With his retirement due in just over a month, Chief Justice of India SA Bobde is likely to be the first CJI since 2015 who did not make a single appointment to the Supreme Court. The collegium he heads to appoint his colleagues has not made any recommendations in the 13 months since he took office. This lack of urgency was in spite of the fact that the top court last appointed a judge in September 2019 and currently has four vacancies, with five more expected this year. This impasse also comes at a time when high courts across the country are short of over 400 judges and the judicial system has been struggling to keep pace since the COVID-19 pandemic.

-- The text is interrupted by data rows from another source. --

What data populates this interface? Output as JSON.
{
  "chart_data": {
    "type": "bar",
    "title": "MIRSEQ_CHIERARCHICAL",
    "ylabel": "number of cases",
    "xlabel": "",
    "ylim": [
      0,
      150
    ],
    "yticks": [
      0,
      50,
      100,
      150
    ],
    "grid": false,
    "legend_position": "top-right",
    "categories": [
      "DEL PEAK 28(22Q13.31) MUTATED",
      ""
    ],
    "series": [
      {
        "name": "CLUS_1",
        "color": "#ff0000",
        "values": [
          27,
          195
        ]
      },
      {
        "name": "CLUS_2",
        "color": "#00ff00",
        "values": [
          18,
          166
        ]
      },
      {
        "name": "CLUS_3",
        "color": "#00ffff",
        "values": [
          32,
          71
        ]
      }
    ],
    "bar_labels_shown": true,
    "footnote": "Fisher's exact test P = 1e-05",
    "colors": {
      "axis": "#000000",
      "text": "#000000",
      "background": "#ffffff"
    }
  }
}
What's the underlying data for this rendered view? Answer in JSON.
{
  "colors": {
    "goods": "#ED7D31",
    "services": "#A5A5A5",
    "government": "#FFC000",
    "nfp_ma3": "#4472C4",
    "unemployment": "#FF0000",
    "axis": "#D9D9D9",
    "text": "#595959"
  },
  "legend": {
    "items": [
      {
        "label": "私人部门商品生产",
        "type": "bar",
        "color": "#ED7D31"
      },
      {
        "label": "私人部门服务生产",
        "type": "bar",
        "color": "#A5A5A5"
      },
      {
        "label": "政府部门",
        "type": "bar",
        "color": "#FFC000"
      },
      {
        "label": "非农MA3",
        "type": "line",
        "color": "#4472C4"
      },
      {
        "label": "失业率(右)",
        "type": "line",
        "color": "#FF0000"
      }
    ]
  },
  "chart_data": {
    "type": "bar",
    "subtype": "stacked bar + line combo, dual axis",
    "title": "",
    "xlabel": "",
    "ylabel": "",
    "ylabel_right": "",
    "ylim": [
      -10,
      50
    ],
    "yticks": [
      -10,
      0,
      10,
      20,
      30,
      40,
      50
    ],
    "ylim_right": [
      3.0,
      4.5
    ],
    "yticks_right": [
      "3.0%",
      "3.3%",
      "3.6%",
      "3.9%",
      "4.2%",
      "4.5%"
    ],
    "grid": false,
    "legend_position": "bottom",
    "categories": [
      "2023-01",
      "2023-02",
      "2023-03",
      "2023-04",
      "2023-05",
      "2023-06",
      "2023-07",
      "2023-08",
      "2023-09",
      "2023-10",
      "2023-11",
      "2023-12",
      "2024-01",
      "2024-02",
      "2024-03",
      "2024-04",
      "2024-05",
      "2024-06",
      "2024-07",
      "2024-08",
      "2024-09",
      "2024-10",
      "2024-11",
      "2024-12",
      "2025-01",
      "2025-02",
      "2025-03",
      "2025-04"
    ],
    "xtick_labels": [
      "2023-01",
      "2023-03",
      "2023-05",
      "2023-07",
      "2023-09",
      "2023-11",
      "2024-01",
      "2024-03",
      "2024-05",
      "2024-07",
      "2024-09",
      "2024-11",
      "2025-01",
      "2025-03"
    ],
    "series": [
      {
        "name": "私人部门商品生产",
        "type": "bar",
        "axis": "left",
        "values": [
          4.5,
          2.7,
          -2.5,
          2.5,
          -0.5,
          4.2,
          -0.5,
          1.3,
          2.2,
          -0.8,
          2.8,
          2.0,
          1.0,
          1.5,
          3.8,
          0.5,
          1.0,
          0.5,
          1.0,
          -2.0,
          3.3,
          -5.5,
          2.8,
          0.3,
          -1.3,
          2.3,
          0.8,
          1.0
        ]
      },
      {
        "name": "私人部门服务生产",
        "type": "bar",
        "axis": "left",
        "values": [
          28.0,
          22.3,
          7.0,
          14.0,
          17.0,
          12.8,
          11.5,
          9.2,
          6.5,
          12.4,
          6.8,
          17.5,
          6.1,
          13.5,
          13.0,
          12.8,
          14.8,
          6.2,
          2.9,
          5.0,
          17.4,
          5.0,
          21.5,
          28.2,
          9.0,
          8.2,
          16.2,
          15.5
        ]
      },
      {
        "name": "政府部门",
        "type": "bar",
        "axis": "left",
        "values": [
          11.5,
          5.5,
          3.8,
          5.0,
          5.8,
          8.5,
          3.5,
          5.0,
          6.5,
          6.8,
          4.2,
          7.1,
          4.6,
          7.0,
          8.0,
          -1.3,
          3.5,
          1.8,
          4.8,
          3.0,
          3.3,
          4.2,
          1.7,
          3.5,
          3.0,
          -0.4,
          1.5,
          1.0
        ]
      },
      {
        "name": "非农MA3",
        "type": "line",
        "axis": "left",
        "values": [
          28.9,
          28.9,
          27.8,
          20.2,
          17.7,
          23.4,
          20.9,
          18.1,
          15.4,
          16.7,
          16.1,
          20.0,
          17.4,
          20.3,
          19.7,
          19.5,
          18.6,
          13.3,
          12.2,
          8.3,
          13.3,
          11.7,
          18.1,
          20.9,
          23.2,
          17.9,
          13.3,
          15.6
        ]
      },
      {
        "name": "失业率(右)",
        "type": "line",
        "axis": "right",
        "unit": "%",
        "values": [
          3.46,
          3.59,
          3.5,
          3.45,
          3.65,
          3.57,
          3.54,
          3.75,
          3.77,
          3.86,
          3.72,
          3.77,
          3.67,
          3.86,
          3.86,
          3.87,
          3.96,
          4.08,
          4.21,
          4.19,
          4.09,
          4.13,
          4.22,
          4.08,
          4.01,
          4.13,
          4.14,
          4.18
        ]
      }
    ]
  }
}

The restricted functioning of the judiciary for over a year has increased the burden on the institution to protect the rights of citizens and keep government in check.
Five years ago, when the Supreme Court struck down the National Judicial Appointments Commission, the restatement of its faith in the collegium system of appointing judges to the higher judiciary was accompanied by a promise of transparency and efficiency. The fact that the issue of appointment of judges has been taken up on the judicial side by every CJI since then, hauling up government law officers on why names have not been cleared, to no ostensible effect, shows the lack of efficiency in the process. In a hearing on January 27, a three-judge bench headed by CJI Bobde asked the Centre whether there was a timeline for government clearance of recommendations made for high courts. During the hearing, the bench also questioned other high courts on the working of the collegium at the high court level — the number of times it met and why the number of recommendations did not correspond to the number of vacancies, although the same can be asked of the apex court too. Incremental reforms on transparency, such as the practice of disclosing the reasons while announcing the collegium’s decision, introduced in 2017, were quickly rolled back without any explanation. Now, the collegium only puts out a public statement on who it has recommended but does not disclose who dropped out.
The hearing to address delay in appointments has resulted only in an unseemly blame-game between the government and the collegium through sworn affidavits on who caused more delay in the process. Institutional reform of the judiciary cannot be any one chief justice’s burden, but every chief justice has allowed the court to slide back on transparency and efficiency. If CJI Bobde retires without a successful collegium meeting, the compulsions that lie behind this apparent incapacity of a vital institution must be made known.